Government target now in line with IMF’s number

At 8-8.5%, the government’s GDP target was always going to be a tall ask given the lacklustre consumer and investment demand, apart from the fact that non-oil exports—a big driver of growth—have contracted for 8 months in a row now. With GDP growing just 7% in the first quarter of this year—after 7.5% in Q4FY15—not surprisingly, the government has trimmed its target to 7.5%. This, though, is still higher than the IMF’s latest forecast where, along with projections for the world, those for India have also been lowered. While India’s projections for FY16 have been lowered from 7.5% in July to 7.3% now, those for the world in 2015 have been lowered from 3.3% to 3.1%—within this, projections for trade growth have been slashed from 4.1% earlier to a mere 3.2% now; this is why India’s exports continue to contract despite the rupee weakening.

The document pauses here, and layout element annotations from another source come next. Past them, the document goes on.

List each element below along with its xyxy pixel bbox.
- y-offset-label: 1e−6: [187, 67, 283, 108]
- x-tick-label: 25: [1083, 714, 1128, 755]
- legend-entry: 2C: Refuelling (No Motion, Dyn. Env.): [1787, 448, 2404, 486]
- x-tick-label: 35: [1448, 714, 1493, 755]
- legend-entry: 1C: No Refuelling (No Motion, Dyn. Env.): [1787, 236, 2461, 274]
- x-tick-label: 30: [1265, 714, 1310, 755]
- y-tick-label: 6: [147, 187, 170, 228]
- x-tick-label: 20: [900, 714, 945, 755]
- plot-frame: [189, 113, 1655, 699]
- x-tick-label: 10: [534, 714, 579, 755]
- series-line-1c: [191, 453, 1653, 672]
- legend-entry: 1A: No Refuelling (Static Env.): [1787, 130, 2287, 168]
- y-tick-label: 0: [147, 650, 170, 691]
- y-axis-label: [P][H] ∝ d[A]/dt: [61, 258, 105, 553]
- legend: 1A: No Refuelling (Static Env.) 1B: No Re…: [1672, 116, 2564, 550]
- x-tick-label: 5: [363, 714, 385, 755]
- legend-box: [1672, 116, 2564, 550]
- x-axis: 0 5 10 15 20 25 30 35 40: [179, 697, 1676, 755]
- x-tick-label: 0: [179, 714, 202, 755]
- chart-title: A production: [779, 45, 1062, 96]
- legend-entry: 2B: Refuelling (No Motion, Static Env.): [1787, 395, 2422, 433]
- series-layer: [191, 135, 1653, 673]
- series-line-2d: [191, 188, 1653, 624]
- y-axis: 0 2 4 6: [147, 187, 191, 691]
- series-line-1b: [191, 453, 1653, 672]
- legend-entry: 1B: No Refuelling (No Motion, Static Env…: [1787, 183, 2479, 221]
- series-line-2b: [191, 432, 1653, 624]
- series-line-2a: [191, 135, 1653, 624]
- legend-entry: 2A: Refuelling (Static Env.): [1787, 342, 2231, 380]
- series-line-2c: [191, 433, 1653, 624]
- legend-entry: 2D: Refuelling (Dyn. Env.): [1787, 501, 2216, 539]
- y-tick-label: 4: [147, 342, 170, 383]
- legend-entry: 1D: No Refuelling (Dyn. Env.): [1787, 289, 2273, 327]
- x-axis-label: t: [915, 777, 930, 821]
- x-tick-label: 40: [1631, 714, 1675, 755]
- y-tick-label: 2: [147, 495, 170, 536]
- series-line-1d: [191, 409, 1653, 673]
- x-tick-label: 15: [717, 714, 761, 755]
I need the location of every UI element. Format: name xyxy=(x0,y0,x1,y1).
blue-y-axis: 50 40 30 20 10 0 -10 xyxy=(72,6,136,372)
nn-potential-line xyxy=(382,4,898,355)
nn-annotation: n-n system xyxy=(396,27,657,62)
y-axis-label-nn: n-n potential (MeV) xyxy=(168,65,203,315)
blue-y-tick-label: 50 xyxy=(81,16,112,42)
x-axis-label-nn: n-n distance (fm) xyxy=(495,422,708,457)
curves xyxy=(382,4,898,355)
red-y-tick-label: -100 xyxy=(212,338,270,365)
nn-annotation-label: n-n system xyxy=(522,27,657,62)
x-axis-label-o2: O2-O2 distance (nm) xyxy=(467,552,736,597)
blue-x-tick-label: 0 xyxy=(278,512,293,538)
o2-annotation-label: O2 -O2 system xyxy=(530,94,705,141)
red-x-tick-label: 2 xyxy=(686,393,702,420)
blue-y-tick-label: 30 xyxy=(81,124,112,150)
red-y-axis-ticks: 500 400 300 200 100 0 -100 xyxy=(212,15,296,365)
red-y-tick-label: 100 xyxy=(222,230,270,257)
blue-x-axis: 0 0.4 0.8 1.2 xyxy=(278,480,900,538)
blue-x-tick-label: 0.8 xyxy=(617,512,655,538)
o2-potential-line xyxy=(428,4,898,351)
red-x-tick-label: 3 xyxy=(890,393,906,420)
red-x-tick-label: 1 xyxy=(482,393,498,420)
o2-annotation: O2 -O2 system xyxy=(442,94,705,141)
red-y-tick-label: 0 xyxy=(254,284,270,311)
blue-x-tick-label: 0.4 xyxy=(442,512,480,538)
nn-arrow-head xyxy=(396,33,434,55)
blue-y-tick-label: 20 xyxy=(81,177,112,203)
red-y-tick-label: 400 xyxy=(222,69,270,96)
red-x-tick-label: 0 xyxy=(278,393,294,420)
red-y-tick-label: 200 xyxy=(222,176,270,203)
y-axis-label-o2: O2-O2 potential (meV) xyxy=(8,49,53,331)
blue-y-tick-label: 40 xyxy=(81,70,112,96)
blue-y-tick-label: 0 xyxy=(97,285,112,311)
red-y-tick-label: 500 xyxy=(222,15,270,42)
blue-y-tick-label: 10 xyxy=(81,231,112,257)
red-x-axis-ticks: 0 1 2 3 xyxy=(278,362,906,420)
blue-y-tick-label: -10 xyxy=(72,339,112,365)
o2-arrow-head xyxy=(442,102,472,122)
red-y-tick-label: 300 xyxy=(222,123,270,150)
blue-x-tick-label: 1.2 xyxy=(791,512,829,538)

While the government is trying to boost capital expenditure, to make up for sluggish private investment, this hasn’t helped much. Between April and August, the run rate for capital spends, at close to Rs 92,000 crore, was somewhat slow compared with the budgeted Rs 2.4 lakh crore, and total spends were up just about 9% year-on-year. While the pace of capital spending by the government could rise, a lot depends upon how fast the Railways is able to achieve its spending targets. The fall in stuck projects has been a source of comfort over the past few months, but data put out by CMIE shows this rose to Rs 9.8 lakh crore for the quarter ended September—the highest since the 1990s. Given the value of stuck projects has been coming off since 2014, this could be an aberration, but with land still hard to acquire, getting projects off the ground isn’t going to be easy. Also, with steel and other commodity prices falling, promoters may not even be interested in completing some of these projects—of the CMIE list, steel projects account for over half of the increase in stalled projects in the September quarter. In this context, the fact that ratings agency Crisil downgraded firms with Rs 2.4 lakh crore of debt in the first half of the year suggests the private sector will be even less able to invest right now—in any case, with high levels of spare capacity, firms are not in any hurry to invest. While the government is still betting on new investments picking up—CMIE shows a large jump in the September quarter, thanks to big proposals from Foxconn—HSBC analysts point out that the experience of 250 global recoveries shows that when financial intermediation is impaired (as it is in India with bank balance-sheets stretched) and credit growth sub-optimal, economic growth is a third lower than during a normal recovery. In other words, growth could be even lower than the 7.5% being talked of right now.